It is a truth universally acknowledged that Sina Weibo is a homegrown marvel of the Chinese Internet. Everything from the fact that 140 characters in Chinese can express a whole lot more meaning than the equivalent letters and spaces in English, to its use as a tool of citizen journalism and documentation, have rendered Weibo an indispensible part of daily life. But even beyond a steady diet of food scandals, corrupt officials and live giraffes in trucks on the highway, Weibo has become an essential part of musicians’ daily communications with their fans from all over the country. Bands and artists use Weibo as a platform to conduct live chats with fans, post photos and videos after gigs and in the case of erstwhile Chengdu Britpoppers Mr. Chelonian, shame an event management company into paying them a long-overdue performance fee.
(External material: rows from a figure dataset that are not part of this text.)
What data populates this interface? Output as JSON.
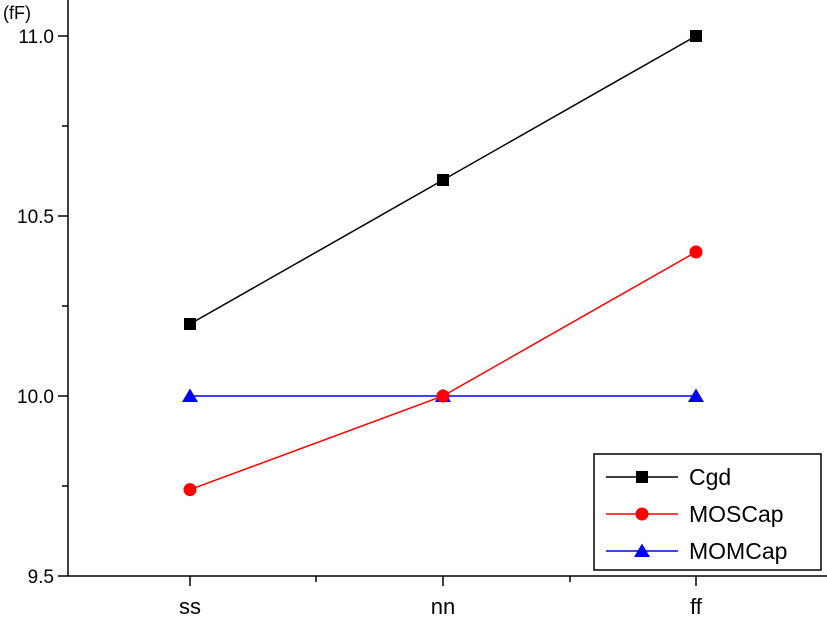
{
  "chart_data": {
    "type": "line",
    "title": "",
    "xlabel": "",
    "ylabel": "(fF)",
    "categories": [
      "ss",
      "nn",
      "ff"
    ],
    "ylim": [
      9.5,
      11.1
    ],
    "yticks": [
      9.5,
      10.0,
      10.5,
      11.0
    ],
    "ytick_labels": [
      "9.5",
      "10.0",
      "10.5",
      "11.0"
    ],
    "minor_yticks": [
      9.75,
      10.25,
      10.75
    ],
    "grid": false,
    "legend_position": "bottom-right",
    "series": [
      {
        "name": "Cgd",
        "values": [
          10.2,
          10.6,
          11.0
        ],
        "color": "#000000",
        "marker": "square"
      },
      {
        "name": "MOSCap",
        "values": [
          9.74,
          10.0,
          10.4
        ],
        "color": "#ff0000",
        "marker": "circle"
      },
      {
        "name": "MOMCap",
        "values": [
          10.0,
          10.0,
          10.0
        ],
        "color": "#0000ff",
        "marker": "triangle"
      }
    ]
  }
}
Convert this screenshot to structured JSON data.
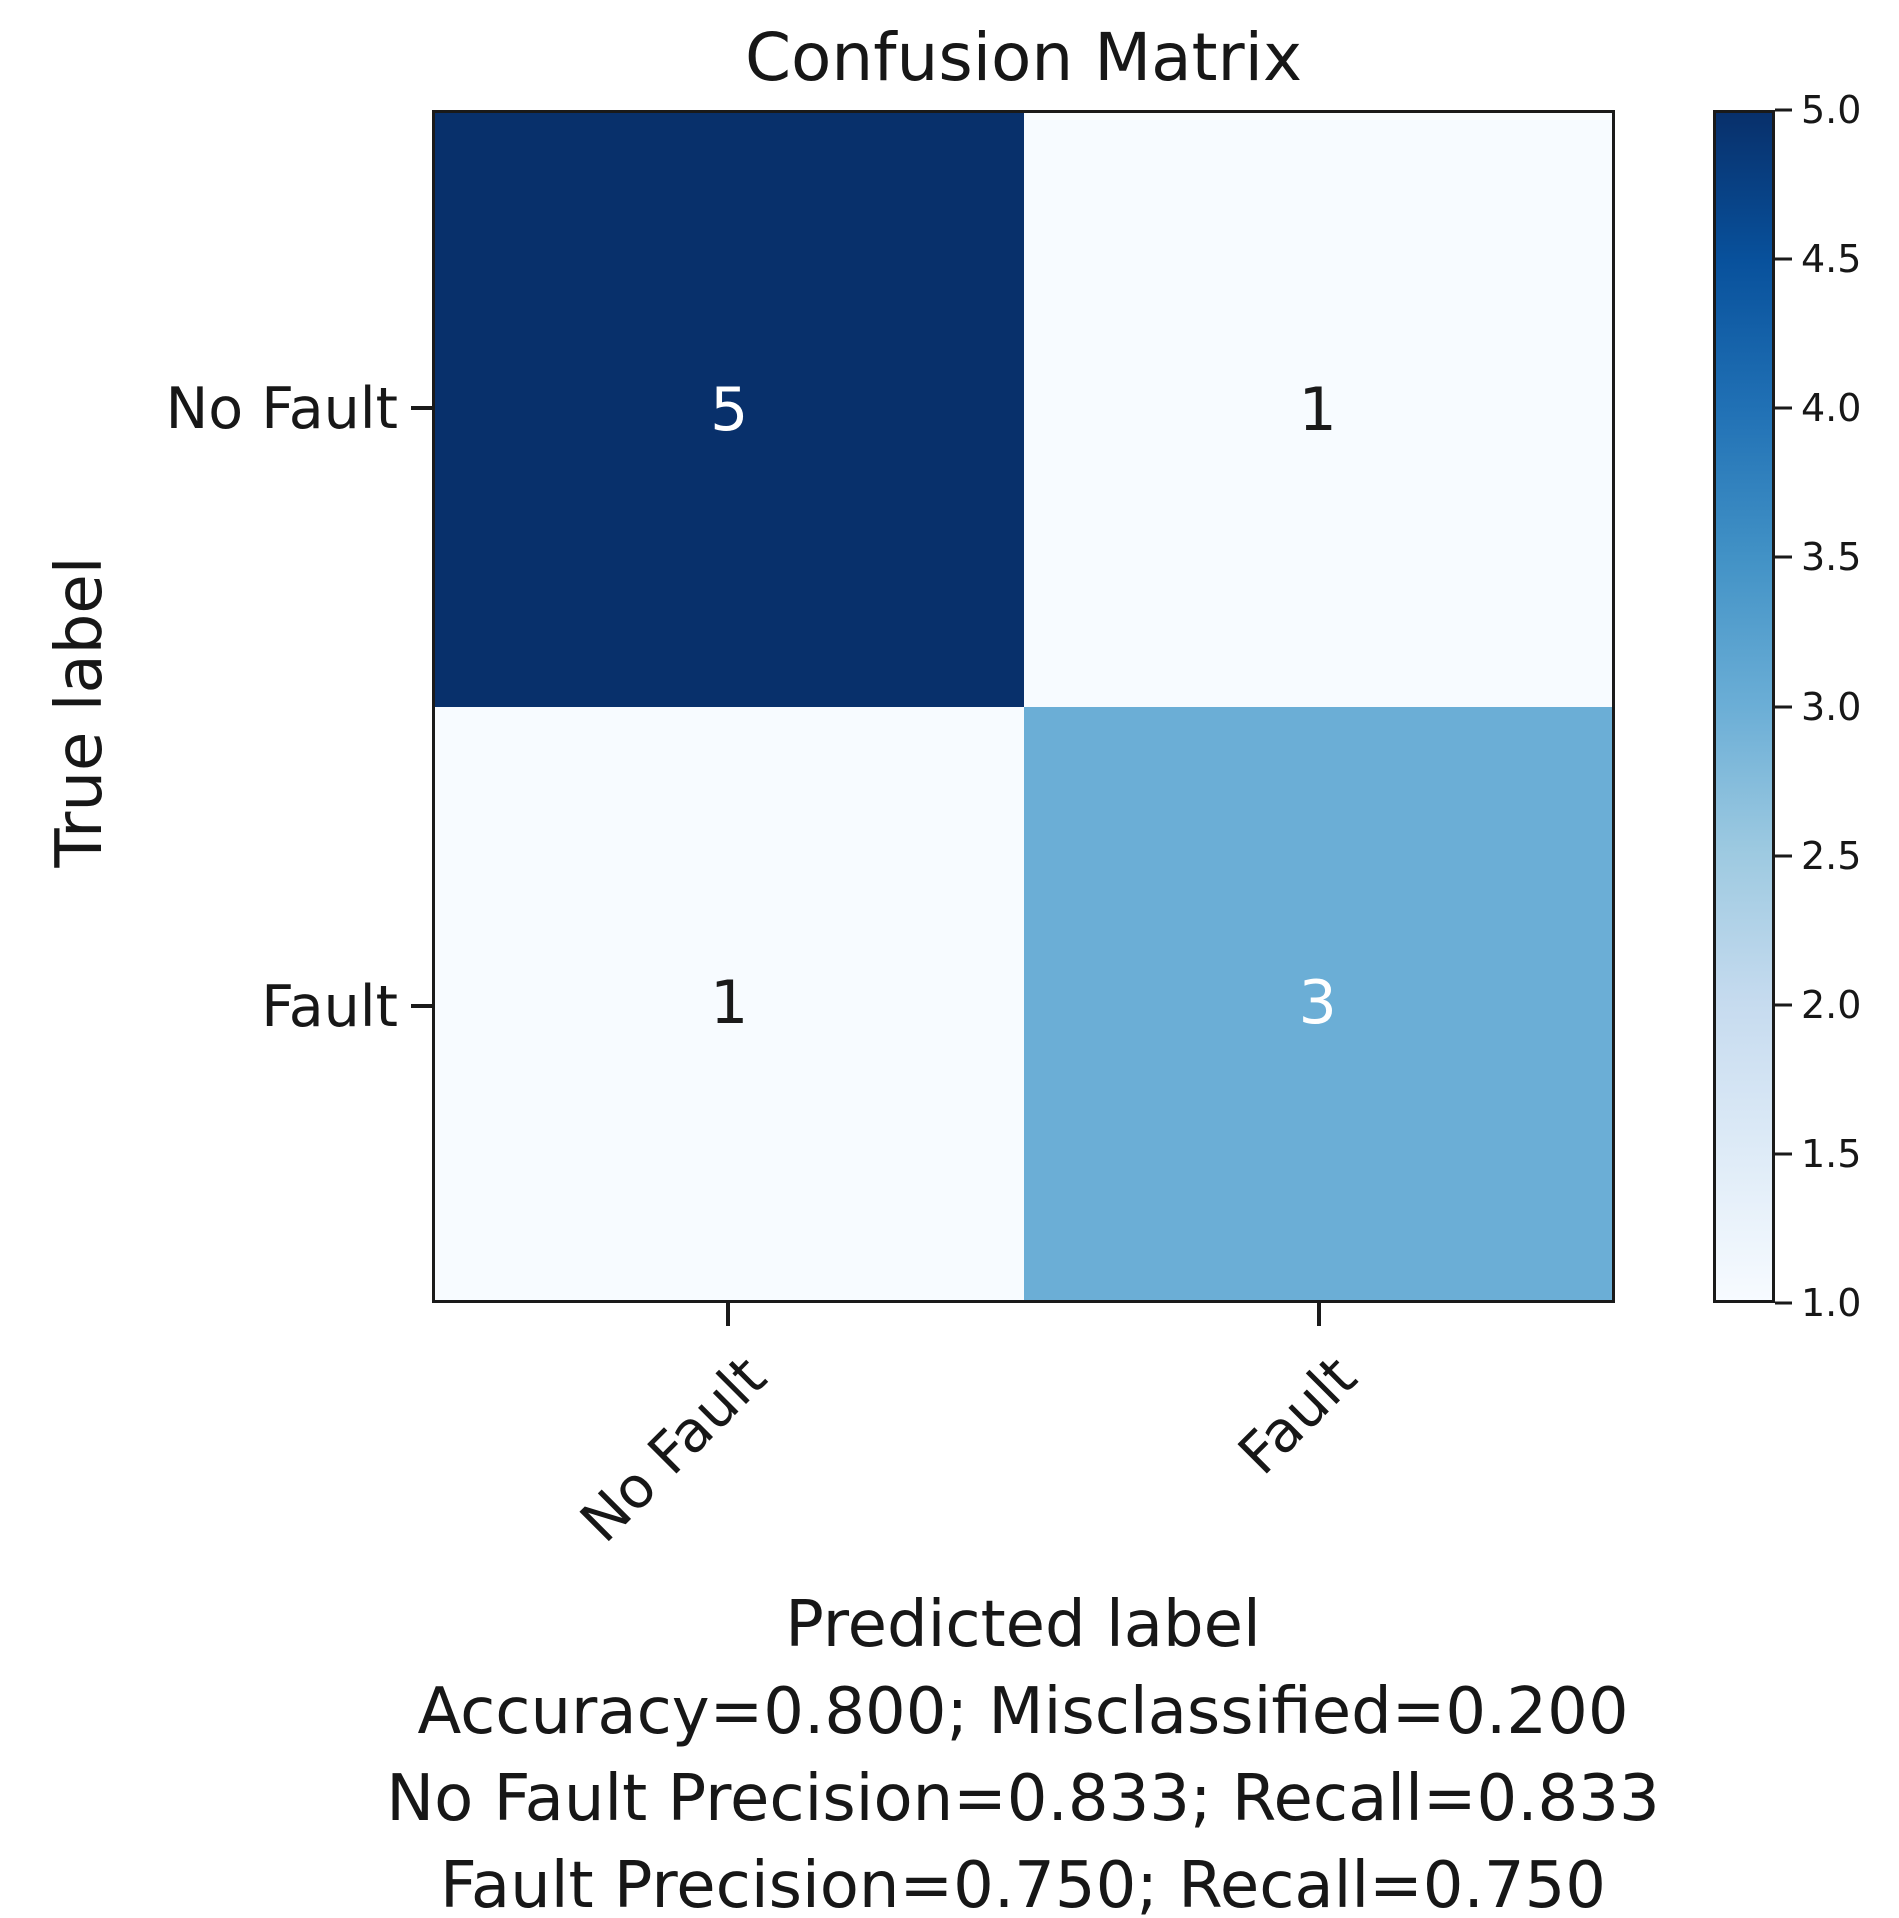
{
  "chart_data": {
    "type": "heatmap",
    "title": "Confusion Matrix",
    "xlabel": "Predicted label",
    "ylabel": "True label",
    "x_tick_labels": [
      "No Fault",
      "Fault"
    ],
    "y_tick_labels": [
      "No Fault",
      "Fault"
    ],
    "matrix": [
      [
        5,
        1
      ],
      [
        1,
        3
      ]
    ],
    "cell_colors": [
      [
        "#08306b",
        "#f7fbff"
      ],
      [
        "#f7fbff",
        "#6baed6"
      ]
    ],
    "cell_text_colors": [
      [
        "#ffffff",
        "#1a1a1a"
      ],
      [
        "#1a1a1a",
        "#ffffff"
      ]
    ],
    "colormap": "Blues",
    "colorbar": {
      "min": 1.0,
      "max": 5.0,
      "tick_labels": [
        "5.0",
        "4.5",
        "4.0",
        "3.5",
        "3.0",
        "2.5",
        "2.0",
        "1.5",
        "1.0"
      ],
      "gradient_stops": [
        "#08306b",
        "#08519c",
        "#2171b5",
        "#4292c6",
        "#6baed6",
        "#9ecae1",
        "#c6dbef",
        "#deebf7",
        "#f7fbff"
      ]
    },
    "annotations": [
      "Accuracy=0.800; Misclassified=0.200",
      "No Fault Precision=0.833; Recall=0.833",
      "Fault Precision=0.750; Recall=0.750"
    ],
    "layout": {
      "legend": "colorbar-right",
      "grid": false,
      "x_tick_rotation_deg": 45
    },
    "colors": {
      "background": "#ffffff",
      "text": "#171717",
      "spine": "#1a1a1a"
    }
  }
}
Mr. Chelonian or in Chinese, 海龟先生, recent signees of Modern Sky records and Chengdu transplantees, played a show for Tiger Beer’s annual Battle of Bands in Beijing this summer. AMC Group, based in Chengdu, Taipei and Southeast Asia was the events company in charge of organizing all of the Tiger Translate Battle of the Bands shows. Before their performance over the summer, according to Mr. Chelonian’s Weibo post dated November 10, AMC had transferred 10% of their performance fee into the band’s bank account, with the understanding the balance of the fee would be paid after the event had concluded. From August to the beginning of November Mr. Chelonian waited to be paid by AMC, all the while maintaining contact with the company and receiving brush-offs, excuses and delays all the while. Earlier this month, they posted a query on Weibo wondering when they would receive the balance of payment.
That’s when things got interesting. The next day, the other bands from that Tiger Translate show received money for the performance. When Mr. Chelonian called back to ask where their fee was, they first required to delete the offending Weibo post and issue another one of apology, and when the band refused, treated to quite the tongue-lashing and threats from the company who had “produced shows for Jay Chou and Faye Wong.” And instead of meekly deleting and apologizing, Mr. Chelonian produced a detailed account of their mistreatment at the hands of AMC Group, which resulted in over 2300 re-posts and over 400 comments, the vast majority in support of the band. In contrast, the Weibo update from AMC Group’s account, posted approximately 40 minutes after Mr. Chelonian’s and telling their side of the story received barely 70 re-posts and comments. The vast majority of those comments also called out AMC for their delinquency and voiced support for Mr. Chelonian.
In the pages of this blog and elsewhere, we’ve covered the struggles of independent musicians obtaining fair compensation for their time and music from faceless corporations. But as the performing-arts industry matures and more brands are recognizing the mass appeal of indie rock, we will hope to see more semi-success stories like Mr. Chelonian. A little more than 24 hours after posting the initial Weibo, the band sent another update saying that they had finally been paid in full. However, their story is still there, and even today fans are still posting words of encouragement and support.